= Golden Harvest (Pty) Ltd v Zen-Don CC =

South African legal case

Golden Harvest (Pty) Ltd v Zen-Don CC is an important case in South African law, heard in the Orange Free State Provincial Division by Choudree AJ on March 15, 2001, with judgment handed down on August 21. AJR van Rhyn appeared for the applicant; PU Fischer appeared for the respondent.

== Facts ==
By reason of a bona fide mistake made by its legal representatives, the plaintiff was cited in its particulars of claim as "Golden Harvest (Pty) Ltd." It subsequently appeared, however, that the plaintiff was in fact a company, Norris Fresh Produce (Pty) Ltd, which traded as "Golden Harvest." The plaintiff thereupon applied for an amendment in which it sought to substitute for its name as cited the following citation: "Golden Harvest, a business of which the sole proprietor is Norris Fresh Produce (Pty) Ltd."

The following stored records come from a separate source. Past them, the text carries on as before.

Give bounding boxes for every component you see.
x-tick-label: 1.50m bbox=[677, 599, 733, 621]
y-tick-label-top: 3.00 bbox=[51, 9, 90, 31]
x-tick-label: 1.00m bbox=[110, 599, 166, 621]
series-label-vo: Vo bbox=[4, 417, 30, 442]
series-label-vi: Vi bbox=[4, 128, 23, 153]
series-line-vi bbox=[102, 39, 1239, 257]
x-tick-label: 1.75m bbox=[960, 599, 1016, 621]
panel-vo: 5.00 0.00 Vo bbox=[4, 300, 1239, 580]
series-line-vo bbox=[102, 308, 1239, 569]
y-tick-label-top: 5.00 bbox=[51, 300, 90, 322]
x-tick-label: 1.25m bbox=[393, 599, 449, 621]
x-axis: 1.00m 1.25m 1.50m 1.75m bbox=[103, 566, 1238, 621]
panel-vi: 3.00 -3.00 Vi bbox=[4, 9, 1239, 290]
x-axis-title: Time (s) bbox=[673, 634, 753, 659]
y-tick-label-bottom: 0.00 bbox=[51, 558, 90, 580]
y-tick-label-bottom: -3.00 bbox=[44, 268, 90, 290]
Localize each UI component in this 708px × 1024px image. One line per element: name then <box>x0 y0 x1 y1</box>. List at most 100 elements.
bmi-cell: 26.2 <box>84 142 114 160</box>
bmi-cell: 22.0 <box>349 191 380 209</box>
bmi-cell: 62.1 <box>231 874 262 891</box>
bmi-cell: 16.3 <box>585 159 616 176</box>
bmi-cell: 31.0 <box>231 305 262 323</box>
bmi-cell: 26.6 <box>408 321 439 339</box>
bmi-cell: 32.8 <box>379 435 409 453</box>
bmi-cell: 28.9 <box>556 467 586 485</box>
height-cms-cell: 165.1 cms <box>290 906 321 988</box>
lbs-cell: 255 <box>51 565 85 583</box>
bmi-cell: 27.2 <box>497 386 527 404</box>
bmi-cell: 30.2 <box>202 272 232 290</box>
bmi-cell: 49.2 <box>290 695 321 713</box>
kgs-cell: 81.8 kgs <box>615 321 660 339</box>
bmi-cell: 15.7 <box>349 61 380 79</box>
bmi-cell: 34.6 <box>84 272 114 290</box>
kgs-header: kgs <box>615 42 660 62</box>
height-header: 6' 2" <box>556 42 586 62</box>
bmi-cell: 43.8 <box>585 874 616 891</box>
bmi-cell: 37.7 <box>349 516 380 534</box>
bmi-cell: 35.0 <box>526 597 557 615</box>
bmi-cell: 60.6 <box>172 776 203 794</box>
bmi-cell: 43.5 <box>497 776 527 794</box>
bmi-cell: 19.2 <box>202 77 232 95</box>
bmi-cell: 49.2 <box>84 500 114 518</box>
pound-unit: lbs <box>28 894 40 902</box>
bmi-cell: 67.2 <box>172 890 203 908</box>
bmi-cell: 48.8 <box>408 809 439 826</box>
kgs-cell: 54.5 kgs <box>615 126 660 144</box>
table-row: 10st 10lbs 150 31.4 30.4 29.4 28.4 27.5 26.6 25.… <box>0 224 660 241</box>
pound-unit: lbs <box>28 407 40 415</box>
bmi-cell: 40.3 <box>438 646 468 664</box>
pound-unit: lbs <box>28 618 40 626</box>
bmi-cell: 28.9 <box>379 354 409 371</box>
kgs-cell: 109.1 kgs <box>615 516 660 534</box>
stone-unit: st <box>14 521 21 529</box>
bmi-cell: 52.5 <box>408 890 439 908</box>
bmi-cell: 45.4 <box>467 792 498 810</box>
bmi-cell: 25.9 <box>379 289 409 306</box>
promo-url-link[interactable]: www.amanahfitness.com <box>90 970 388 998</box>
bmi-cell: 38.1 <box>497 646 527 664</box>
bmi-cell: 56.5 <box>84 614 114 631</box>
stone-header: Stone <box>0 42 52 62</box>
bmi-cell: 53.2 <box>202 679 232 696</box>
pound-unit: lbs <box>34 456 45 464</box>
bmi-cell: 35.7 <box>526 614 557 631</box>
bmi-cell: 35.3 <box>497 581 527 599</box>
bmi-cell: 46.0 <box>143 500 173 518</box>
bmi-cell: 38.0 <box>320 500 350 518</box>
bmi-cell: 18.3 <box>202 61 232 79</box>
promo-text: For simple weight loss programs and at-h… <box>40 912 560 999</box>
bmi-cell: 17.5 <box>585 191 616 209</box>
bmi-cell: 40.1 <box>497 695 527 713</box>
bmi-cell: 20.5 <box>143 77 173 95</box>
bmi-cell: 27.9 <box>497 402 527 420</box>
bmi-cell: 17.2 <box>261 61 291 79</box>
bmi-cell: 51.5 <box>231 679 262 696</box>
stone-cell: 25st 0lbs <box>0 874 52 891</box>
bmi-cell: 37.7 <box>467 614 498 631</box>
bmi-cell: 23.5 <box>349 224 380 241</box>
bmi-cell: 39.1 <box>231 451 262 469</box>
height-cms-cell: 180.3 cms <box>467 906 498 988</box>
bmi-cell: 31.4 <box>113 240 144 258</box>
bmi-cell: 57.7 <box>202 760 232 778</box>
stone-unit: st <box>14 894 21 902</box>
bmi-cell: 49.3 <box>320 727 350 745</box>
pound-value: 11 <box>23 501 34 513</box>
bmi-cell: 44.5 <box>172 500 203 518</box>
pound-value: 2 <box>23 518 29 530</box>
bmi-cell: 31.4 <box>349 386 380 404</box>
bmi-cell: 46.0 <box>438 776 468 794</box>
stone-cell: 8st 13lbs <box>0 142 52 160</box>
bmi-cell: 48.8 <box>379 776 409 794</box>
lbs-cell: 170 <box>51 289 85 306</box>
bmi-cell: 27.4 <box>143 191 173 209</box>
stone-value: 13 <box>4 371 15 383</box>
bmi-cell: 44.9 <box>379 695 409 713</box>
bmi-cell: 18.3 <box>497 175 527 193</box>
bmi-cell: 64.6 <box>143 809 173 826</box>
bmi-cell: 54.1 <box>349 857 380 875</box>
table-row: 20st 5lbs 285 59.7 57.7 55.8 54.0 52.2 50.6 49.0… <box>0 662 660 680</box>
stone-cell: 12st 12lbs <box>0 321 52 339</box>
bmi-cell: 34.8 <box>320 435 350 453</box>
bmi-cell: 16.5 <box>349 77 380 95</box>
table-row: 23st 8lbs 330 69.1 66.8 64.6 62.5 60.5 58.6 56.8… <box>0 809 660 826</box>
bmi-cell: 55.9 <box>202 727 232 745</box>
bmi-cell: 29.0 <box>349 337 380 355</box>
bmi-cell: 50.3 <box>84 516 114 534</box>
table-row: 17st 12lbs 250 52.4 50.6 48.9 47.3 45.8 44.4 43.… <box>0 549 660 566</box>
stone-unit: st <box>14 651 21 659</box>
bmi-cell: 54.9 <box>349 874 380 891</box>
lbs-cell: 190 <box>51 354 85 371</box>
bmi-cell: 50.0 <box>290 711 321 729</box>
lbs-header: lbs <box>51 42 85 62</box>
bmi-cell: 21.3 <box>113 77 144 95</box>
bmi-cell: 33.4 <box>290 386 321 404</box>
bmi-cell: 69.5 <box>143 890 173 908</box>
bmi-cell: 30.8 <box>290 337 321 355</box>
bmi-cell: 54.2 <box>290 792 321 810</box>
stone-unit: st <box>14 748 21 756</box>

This amendment was resisted on the following basis:

1. The plaintiff was seeking to introduce a new party to the proceedings by way of an amendment.
2. Because the plaintiff as cited was a non-existent entity, the summons was a nullity.

== Judgment ==
The court held that no attempt was being made to substitute one legal entity for another. There was no question of separate legal entities, but clearly an incorrect description of the original plaintiff, which mistake could be cured by the proposed amendment to the description of the plaintiff. The incorrect description had not rendered the summons invalid, and the proposed amendment would not involve the substitution of one persona for another. The amendment had to be granted accordingly.